Can the Dyop, a dynamic target, replace traditional eye charts ?
Lead author: Dinah Paritzky, Hadassah Academic College HAC, Jerusalem, Israel
Nadav Wolf, HAC, Jerusalem, Israel
Inbar Wunch, HAC, Jerusalem, Israel
Dr Liat Gantz, HAC, Jerusalem, Israel
A new method of testing visual acuity (VA) by using dynamic acuity
Optometrists test VA using the Snellen or LogMar charts, which were developed in 1862 and 1976 respectively. The LogMar chart is devoid of the many of the problems of the Snellen chart such as non-linear crowding, optotypes of varying difficulty, non-geometrical changes between the lines, and varying number of optotypes per line. However, both charts are limited by the fact that they measure static acuity, whereas everyday tasks involve both moving and static objects. Furthermore, two patients may have the same quantitative VA whilst having different qualitative VA. In addition the end-point is often difficult to ascertain, with a patient able to identify some optotypes on several different lines.
A new type of test for VA has been designed to overcome these problems:
The DYOP® (figure 1) is a dynamic segmented optotype that can rotate clockwise or anticlockwise. VA threshold is measured by using DYOPs of constant color, contrast, and speed rotation and decreasing the diameter of the DYOPs until the direction of motion can no longer be recognized. This method solves the problems of literacy, memorizing, and crowding, whilst at the same time enabling a more precise endpoint. In addition there is no limit to the number of DYOPs that can be shown for a given line of VA.

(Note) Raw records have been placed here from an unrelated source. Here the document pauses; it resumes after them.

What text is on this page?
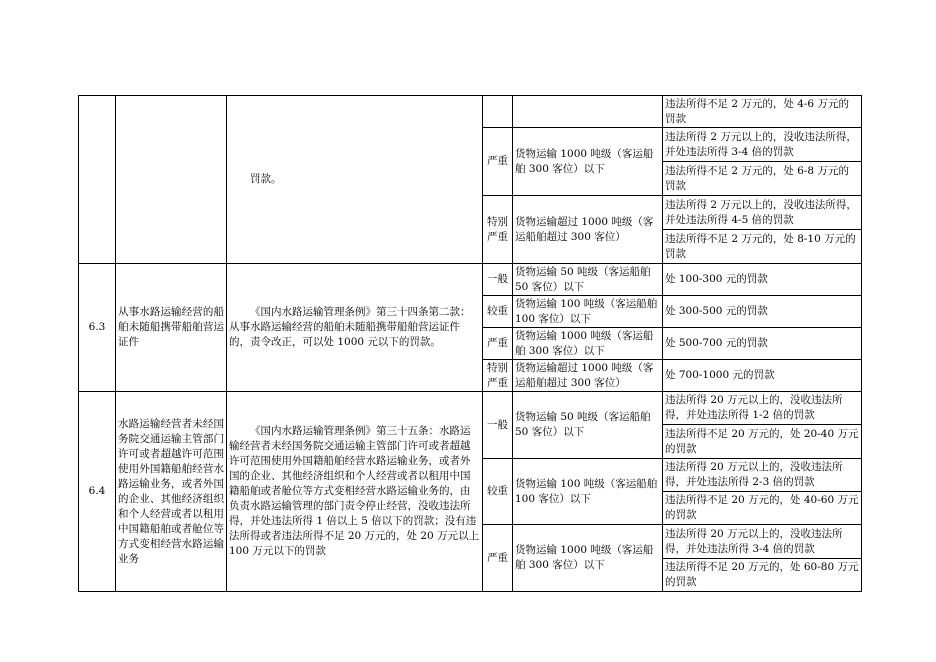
		罚款。			违法所得不足 2 万元的，处 4-6 万元的罚款
			严重	货物运输 1000 吨级（客运船舶 300 客位）以下	违法所得 2 万元以上的，没收违法所得，并处违法所得 3-4 倍的罚款
					违法所得不足 2 万元的，处 6-8 万元的罚款
			特别严重	货物运输超过 1000 吨级（客运船舶超过 300 客位）	违法所得 2 万元以上的，没收违法所得，并处违法所得 4-5 倍的罚款
					违法所得不足 2 万元的，处 8-10 万元的罚款
6.3	从事水路运输经营的船舶未随船携带船舶营运证件	《国内水路运输管理条例》第三十四条第二款：从事水路运输经营的船舶未随船携带船舶营运证件的，责令改正，可以处 1000 元以下的罚款。	一般	货物运输 50 吨级（客运船舶 50 客位）以下	处 100-300 元的罚款
			较重	货物运输 100 吨级（客运船舶 100 客位）以下	处 300-500 元的罚款
			严重	货物运输 1000 吨级（客运船舶 300 客位）以下	处 500-700 元的罚款
			特别严重	货物运输超过 1000 吨级（客运船舶超过 300 客位）	处 700-1000 元的罚款
6.4	水路运输经营者未经国务院交通运输主管部门许可或者超越许可范围使用外国籍船舶经营水路运输业务，或者外国的企业、其他经济组织和个人经营或者以租用中国籍船舶或者舱位等方式变相经营水路运输业务	《国内水路运输管理条例》第三十五条：水路运输经营者未经国务院交通运输主管部门许可或者超越许可范围使用外国籍船舶经营水路运输业务，或者外国的企业、其他经济组织和个人经营或者以租用中国籍船舶或者舱位等方式变相经营水路运输业务的，由负责水路运输管理的部门责令停止经营，没收违法所得，并处违法所得 1 倍以上 5 倍以下的罚款；没有违法所得或者违法所得不足 20 万元的，处 20 万元以上 100 万元以下的罚款	一般	货物运输 50 吨级（客运船舶 50 客位）以下	违法所得 20 万元以上的，没收违法所得，并处违法所得 1-2 倍的罚款
					违法所得不足 20 万元的，处 20-40 万元的罚款
			较重	货物运输 100 吨级（客运船舶 100 客位）以下	违法所得 20 万元以上的，没收违法所得，并处违法所得 2-3 倍的罚款
					违法所得不足 20 万元的，处 40-60 万元的罚款
			严重	货物运输 1000 吨级（客运船舶 300 客位）以下	违法所得 20 万元以上的，没收违法所得，并处违法所得 3-4 倍的罚款
					违法所得不足 20 万元的，处 60-80 万元的罚款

VA measurements with the DYOP have been compared with Landolt C, with the DYOP yielding a clearer endpoint. The DYOP is highly correlated with a standard Sloan LogMAR as well as Sloan acuity chart. It has also been found to obtain similar VA scores for the same refraction values when compared with LogMAR E chart in adults. We are currently carrying out a study of the repeatability, reproducibility and speed of exam, and also assessing the subjective experience of the patients.
Initial results indicate that the DYOP gives good results for and is well tolerated by patients. Given its advantages over Snellen/LogMAR, the DYOP may be a superior VA test. It is possible that after 150 years the time has come to change how we measure VA in the clinic.